Algérie: une fin de campagne électorale qui nourrit les inquiétudes
Arrivée à terme dimanche, trois jours fermes avant le scrutin, la campagne de l’élection présidentielle en Algérie s’est refermée sur de graves accusations entre les camps du président sortant Abdelaziz Bouteflika et de son challenger Ali Benflis, ce qui ne fait qu’alimenter les craintes de dérapage, communément exprimées.
Tout au long de la dernière semaine de la campagne, lancée officiellement le 23 mars dernier, les interrogations ne se concentraient plus ni sur les programmes, ni sur l’identité du futur locataire d’El Mouradia, mais plutôt sur l’issue d’une élection qui s’est tendue au fil des journées.
"Le climat entourant cette élection est tel qu’il incite à craindre que le jour du scrutin les mécontents de tous bords laissent parler leur colère", avait écrit un commentateur du quotidien +El Watan+, qui se demande "de quoi sera fait le 17 avril" devant "le soudain recours à la violence qui fait craindre le pire".
Depuis les incidents de la ville de Bejaia qui ont conduit à l’annulation d’un meeting de soutien à Bouteflika, samedi 5 avril, la campagne est entrée dans une phase de crispation, du fait que cet épisode, comme les heurts enregistrés dans d’autres régions, ont sonné comme un signal d’alarme pour la classe politique et les observateurs, qui préviennent d’ores et déjà contre l’ouverture "des portes de l’inconnu" et les risques pesant sur la cohésion nationale.

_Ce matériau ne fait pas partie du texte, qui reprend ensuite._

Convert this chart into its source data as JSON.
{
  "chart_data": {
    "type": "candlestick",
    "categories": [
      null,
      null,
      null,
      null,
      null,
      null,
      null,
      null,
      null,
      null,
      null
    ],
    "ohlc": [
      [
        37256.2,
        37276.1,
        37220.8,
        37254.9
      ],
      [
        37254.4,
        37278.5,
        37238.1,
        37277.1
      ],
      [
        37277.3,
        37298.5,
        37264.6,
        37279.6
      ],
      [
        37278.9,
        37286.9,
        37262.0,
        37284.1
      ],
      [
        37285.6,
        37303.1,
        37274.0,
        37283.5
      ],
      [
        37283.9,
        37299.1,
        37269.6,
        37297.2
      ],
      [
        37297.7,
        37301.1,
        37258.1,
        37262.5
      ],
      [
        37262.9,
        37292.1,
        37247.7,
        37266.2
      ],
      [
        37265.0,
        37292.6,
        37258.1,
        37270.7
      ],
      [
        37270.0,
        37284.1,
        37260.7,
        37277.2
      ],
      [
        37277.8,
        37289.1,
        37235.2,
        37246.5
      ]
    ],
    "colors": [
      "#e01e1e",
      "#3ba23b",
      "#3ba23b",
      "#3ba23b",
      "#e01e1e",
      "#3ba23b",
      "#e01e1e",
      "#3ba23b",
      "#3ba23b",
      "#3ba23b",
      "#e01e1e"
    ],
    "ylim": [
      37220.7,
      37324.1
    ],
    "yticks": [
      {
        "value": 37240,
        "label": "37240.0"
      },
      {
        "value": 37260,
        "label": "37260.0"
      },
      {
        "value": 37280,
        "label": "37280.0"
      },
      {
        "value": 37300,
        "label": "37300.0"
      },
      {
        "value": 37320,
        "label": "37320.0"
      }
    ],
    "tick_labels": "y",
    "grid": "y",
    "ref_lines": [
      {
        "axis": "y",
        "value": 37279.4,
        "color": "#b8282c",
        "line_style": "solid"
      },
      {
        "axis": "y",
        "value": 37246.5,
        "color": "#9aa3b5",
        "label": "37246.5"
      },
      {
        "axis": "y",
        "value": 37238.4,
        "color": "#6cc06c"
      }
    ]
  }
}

En recevant samedi le chef de la diplomatie espagnole, Abdelaziz Bouteflika a accusé, sans le nommer, son rival, qui fut son Premier ministre, d’avoir appelé "à la violence" et de s’être livré à "du terrorisme à travers la télévision", probablement en allusion à la vive mise en garde contre toute tentative de fraude qu’il a lancée via une chaîne satellitaire arabe.
Prenant vraisemblablement la mesure de l’existence de dangers réels de violences postélectorales, le candidat Moussa Touati, qui avait à un certain moment menacé de "recourir à la violence" contre le parti pris de l’administration en faveur des représentants de Bouteflika, semble s’être ravisé aux ultimes instants de la campagne, au lendemain du face-à-face tendu, par voie de communiqués incendiaires, entre les équipes des deux principaux prétendants à la magistrature suprême.
Au cours d’une conférence de presse, le président du Front national algérien a lancé un appel "à tous les partis politiques sans exception ainsi que les associations, y compris le mouvement Barakat (fer de lance de la contestation anti-quatrième mandat, ndlr), afin de nous concerter sur la position à prendre pour prévenir tout éventuel dérapage pouvant intervenir lors ou après le scrutin".
Et pendant ce temps, le front du boycott compte investir la rue durant les trois jours du silence électoral, dans une dernière tentative de dissuader les citoyens de ne pas se rendre aux urnes, quoiqu’il est difficile d’apprécier l’impact de ces actions en l’absence de sondages sur les intentions des électeurs.
"Aujourd’hui, plus que jamais, il est temps pour nous de crier notre indignation et protéger notre pays d’une impasse historique et d’une dérive certaine voulue par un système au service des puissances prédatrices", souligne le mouvement Barakat, qui annonce l’organisation d’un sit-in pour mercredi prochain au centre d’Alger.
La Coordination nationale pour le boycott, une coalition de partis et de personnalités politiques, a annoncé des rassemblements, entre lundi et mercredi, dans 6 villes du pays, à savoir Bechar (sud-ouest), Oran (Ouest), Constantine (Est), Chlef (nord-ouest), Batna (Est) et Ouargla (Centre).
Tout comme les jeunes militants de Barakat, la Coordination insiste sur le "changement pacifique" du régime pour sauver le pays du "désastre". Pour ce faire, la voie indiquée est la mise en place d’une période de "transition démocratique", puisqu’il "y va de la stabilité et de la sécurité de la nation".
Critiqué pour sa position de "ni participation, ni boycott", le Front des forces socialistes, principale formation d’opposition, semble avoir accusé le coup. Adhérant désormais à la vision de la quasi-totalité des acteurs politiques, le FFS a proposé la tenue d’une "Conférence de Consensus", en vue trouver "une issue démocratique et pacifique à la crise nationale".